DFG Research Group Military Cultures of Violence - Illegitimate Military Violence from the Early Modern Period to World War II

Research Group Military Cultures of Violence at the University Potsdam 
Speaker: Prof. Sönke Neitzel
The research group involves nine scholars from the universities of Potsdam, Göttingen and Bochum, as well as from Freie Universität Berlin, Humboldt-Universität zu Berlin and the the Leibniz Centre for Contemporary History (ZZF) in Potsdam. The cooperation partner is the the Centre for Military History and Social Sciences of the Bundeswehr (ZMSBw).
Project manager at the ZZF: Prof. Jan C. Behrends
PhD projects at the ZZF: Evgen Zinger und Jonas Baake

The DFG Research Group ‘Military Cultures of Violence’ aims to fill an important gap in both scholarship on military history and research on violence: the introduction of the concept of ‘military cultures of violence’ is designed to allow for the systematic description and explanation of sometimes very divergent acts of violence on the part of regular European armed forces that were viewed in contemporary assessments as illegitimate.
‘Military cultures of violence’ are defined as the violent practices proceeding from members of a collective military agent of violence belonging to a state or a state-like entity, and the associated interpretative ascriptions and discourses.
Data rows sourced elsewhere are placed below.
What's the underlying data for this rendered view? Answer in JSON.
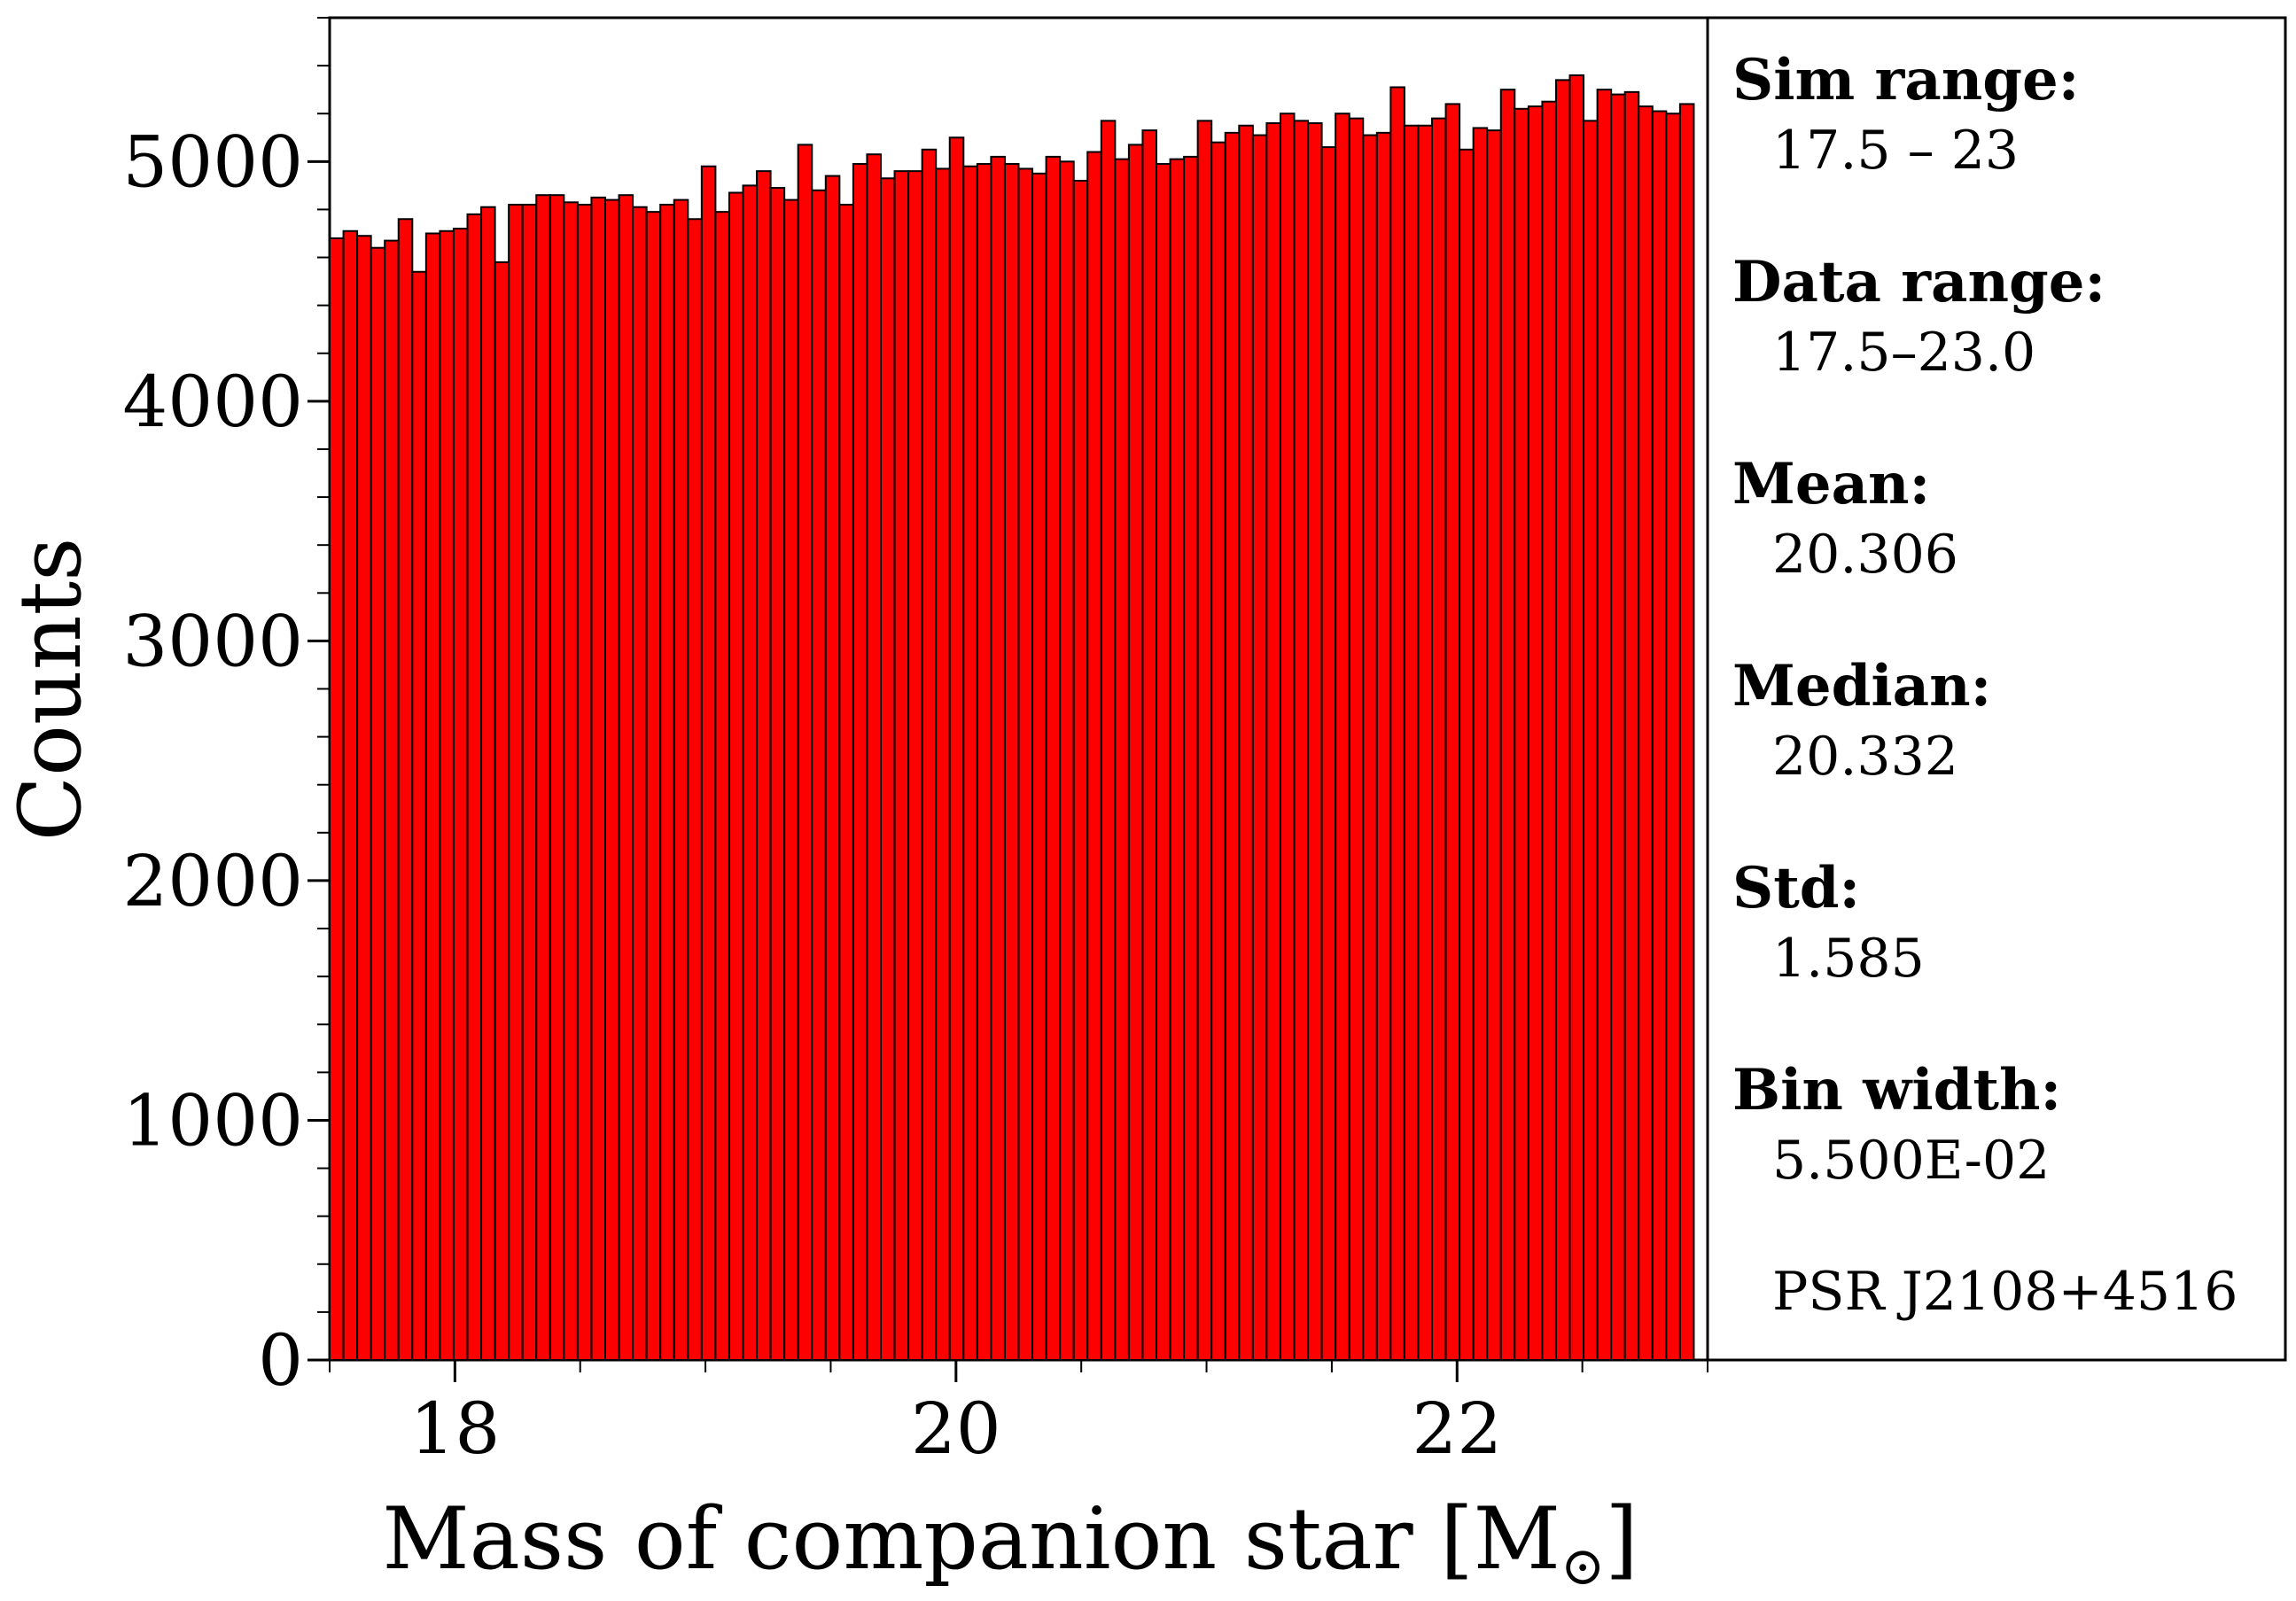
{
  "chart_data": {
    "type": "bar",
    "xlabel": "Mass of companion star [M",
    "xlabel_symbol": "⊙",
    "xlabel_end": "]",
    "ylabel": "Counts",
    "xlim": [
      17.5,
      23.0
    ],
    "ylim": [
      0,
      5600
    ],
    "x_ticks": [
      18,
      20,
      22
    ],
    "y_ticks": [
      0,
      1000,
      2000,
      3000,
      4000,
      5000
    ],
    "bin_start": 17.5,
    "bin_width": 0.055,
    "bar_color": "#ff0000",
    "edge_color": "#000000",
    "values": [
      4680,
      4710,
      4690,
      4640,
      4670,
      4760,
      4540,
      4700,
      4710,
      4720,
      4780,
      4810,
      4580,
      4820,
      4820,
      4860,
      4860,
      4830,
      4820,
      4850,
      4840,
      4860,
      4810,
      4790,
      4820,
      4840,
      4760,
      4980,
      4790,
      4870,
      4900,
      4960,
      4890,
      4840,
      5070,
      4880,
      4940,
      4820,
      4990,
      5030,
      4930,
      4960,
      4960,
      5050,
      4970,
      5100,
      4980,
      4990,
      5020,
      4990,
      4970,
      4950,
      5020,
      5000,
      4920,
      5040,
      5170,
      5010,
      5070,
      5130,
      4990,
      5010,
      5020,
      5170,
      5080,
      5120,
      5150,
      5110,
      5160,
      5200,
      5170,
      5160,
      5060,
      5200,
      5180,
      5110,
      5120,
      5310,
      5150,
      5150,
      5180,
      5240,
      5050,
      5140,
      5130,
      5300,
      5220,
      5230,
      5250,
      5340,
      5360,
      5170,
      5300,
      5280,
      5290,
      5230,
      5210,
      5200,
      5240
    ]
  },
  "stats": {
    "sim_range_label": "Sim range:",
    "sim_range_value": "17.5 – 23",
    "data_range_label": "Data range:",
    "data_range_value": "17.5–23.0",
    "mean_label": "Mean:",
    "mean_value": "20.306",
    "median_label": "Median:",
    "median_value": "20.332",
    "std_label": "Std:",
    "std_value": "1.585",
    "bin_width_label": "Bin width:",
    "bin_width_value": "5.500E-02",
    "source_label": "PSR J2108+4516"
  }
}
The research group investigates in which ways and to what extent specific military cultures of violence developed in the regular armies of the European great powers from the early modern period to the end of the Second World War.

 1. Funding phase: six Sub-Projects, 2. Funding phase: five Sub-Projects

Projekte

Jonas Baake

The emergence of the Polish army: national self-assertion and military force (1914-1926)

PhD project
This project focuses on the emergence and development of the Polish army from the beginning of the First World War to the May Putsch in 1926. The study concentrates on the culture of military violence that the Polish army developed against the backdrop of the First World War, the collapse of the empires and the formation of the Polish state.

Evgen Zinger

Violent men between the First World War, the Revolution and the Second World War (1905-1945): Cossack military violence under different regimes

PhD Project
The project is dedicated to the study of illegitimate military violence by Cossack units in the period between the Russian Revolution of 1905 and the end of the Second World War.